Before Putin’s war, Western sanctions on Russia were about 30 percent as severe as those maintained against Iran; yet within just a day, they rose to about 90 percent. The only significant difference was that Russia’s commodity exports were not yet sanctioned. But on 8 March, the US and the European Union (EU) introduced major sanctions on Russian energy.
Russia’s sudden isolation and economic collapse has surprised almost everybody. Having long mocked the 2014 sanctions, Putin and his cronies simply didn’t believe Western governments’ threat of additional “sanctions from hell.” But it is clear that the Kremlin underestimated the West’s sanctioning power. Nobody can claim now that sanctions are ineffective. The only question is whether they will be enforced and sustained.
While the US has persistently advocated harsher sanctions than the EU has, the two are now almost completely on the same page. Most notably, Germany has taken a harder line under its new government – an astounding turnaround that warrants future study.
This united response has been more than sufficient to breach Putin’s supposedly sanctions-proof citadel. Since returning to the presidency in 2012, Putin has largely ignored the need for economic growth and development, focusing instead on amassing some US$630 billion of international currency reserves.

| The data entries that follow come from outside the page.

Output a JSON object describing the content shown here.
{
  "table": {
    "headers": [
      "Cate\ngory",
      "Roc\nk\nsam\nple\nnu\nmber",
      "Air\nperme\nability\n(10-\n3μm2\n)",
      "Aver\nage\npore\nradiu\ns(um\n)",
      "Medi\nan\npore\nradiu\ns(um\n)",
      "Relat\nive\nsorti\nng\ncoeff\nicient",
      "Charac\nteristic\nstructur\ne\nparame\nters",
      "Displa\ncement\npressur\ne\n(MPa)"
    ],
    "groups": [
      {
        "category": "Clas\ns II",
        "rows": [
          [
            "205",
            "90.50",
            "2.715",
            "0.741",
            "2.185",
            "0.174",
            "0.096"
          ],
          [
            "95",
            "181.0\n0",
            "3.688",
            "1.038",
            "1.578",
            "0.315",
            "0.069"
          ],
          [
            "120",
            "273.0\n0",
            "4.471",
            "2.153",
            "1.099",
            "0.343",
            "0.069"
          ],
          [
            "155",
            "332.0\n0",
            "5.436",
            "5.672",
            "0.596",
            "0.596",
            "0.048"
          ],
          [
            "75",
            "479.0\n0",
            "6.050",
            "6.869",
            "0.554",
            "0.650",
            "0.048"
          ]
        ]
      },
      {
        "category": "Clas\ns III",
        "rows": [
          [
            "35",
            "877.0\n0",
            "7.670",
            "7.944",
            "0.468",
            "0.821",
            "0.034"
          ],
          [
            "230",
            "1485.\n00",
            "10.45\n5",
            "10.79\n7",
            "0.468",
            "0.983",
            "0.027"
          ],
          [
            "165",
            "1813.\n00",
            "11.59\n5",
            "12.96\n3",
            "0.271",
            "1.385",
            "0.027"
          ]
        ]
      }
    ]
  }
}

The Russian federal budget has remained more or less balanced, and foreign debt has been kept minimal, at around 20 percent of gross domestic product (GDP). Monetary policy has been strict, and the rouble has had a floating exchange rate.
But the fruits of these policies now lie rotting. The bulk of Russia’s foreign-exchange reserves are frozen, Russian stock markets are closed, and the value of the 31 Russian stocks that are traded in London has plummeted by 98 percent – more than the 94 percent decline in Russian stocks during the 1998 financial crash. All Russian assets have been downgraded to junk status, where they will remain indefinitely. Russia’s capital markets are essentially dead.

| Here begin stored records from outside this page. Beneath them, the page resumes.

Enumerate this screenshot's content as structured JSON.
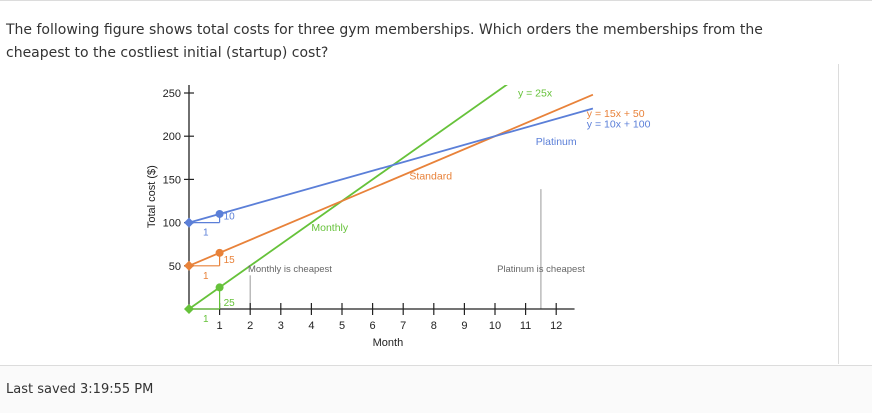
{
  "question": {
    "text": "The following figure shows total costs for three gym memberships. Which orders the memberships from the cheapest to the costliest initial (startup) cost?"
  },
  "chart_data": {
    "type": "line",
    "xlabel": "Month",
    "ylabel": "Total cost ($)",
    "xlim": [
      0,
      13
    ],
    "ylim": [
      0,
      260
    ],
    "x_ticks": [
      1,
      2,
      3,
      4,
      5,
      6,
      7,
      8,
      9,
      10,
      11,
      12
    ],
    "y_ticks": [
      50,
      100,
      150,
      200,
      250
    ],
    "series": [
      {
        "label": "y = 25x",
        "color": "#66c23a",
        "intercept": 0,
        "slope": 25,
        "x": [
          0,
          13.2
        ],
        "name_on_chart": "Monthly"
      },
      {
        "label": "y = 15x + 50",
        "color": "#e8823a",
        "intercept": 50,
        "slope": 15,
        "x": [
          0,
          13.2
        ],
        "name_on_chart": "Standard"
      },
      {
        "label": "y = 10x + 100",
        "color": "#5b7fd8",
        "intercept": 100,
        "slope": 10,
        "x": [
          0,
          13.2
        ],
        "name_on_chart": "Platinum"
      }
    ],
    "slope_triangles": [
      {
        "color": "#5b7fd8",
        "run_label": "1",
        "rise_label": "10",
        "y0": 100,
        "rise": 10
      },
      {
        "color": "#e8823a",
        "run_label": "1",
        "rise_label": "15",
        "y0": 50,
        "rise": 15
      },
      {
        "color": "#66c23a",
        "run_label": "1",
        "rise_label": "25",
        "y0": 0,
        "rise": 25
      }
    ],
    "annotations": [
      {
        "text": "Monthly is cheapest",
        "x": 3.3,
        "y": 23
      },
      {
        "text": "Platinum is cheapest",
        "x": 11.5,
        "y": 23
      }
    ],
    "reference_lines": [
      2,
      11.5
    ]
  },
  "status": {
    "saved": "Last saved 3:19:55 PM"
  }
}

Economists predict that the rouble will continue to plummet, approaching a rate of 200 per US dollar by the end of the year (from about 70 roubles before Putin’s war). And on 8 March, the central bank decided to stop exchanging roubles for foreign currencies, which means that the rouble is no longer convertible. A fair guess is that the annual inflation rate will reach at least 50 percent, and that Russian GDP will likely fall by at least 10 percent this year.
Putin might still have his generals, security services, and intellectuals under control. But the Russian economy depends on workers, many of whom are already seeing their inflation-adjusted incomes fall as a result of his pointless war.
Despite Russia’s extreme censorship regime, there was already a major strike in Nizhnekamsk, Tatarstan, over the depreciation of real wages. More social and labour unrest is likely. The disastrous effects of Putin’s foreign and economic policies will be too extreme and far-reaching to hide.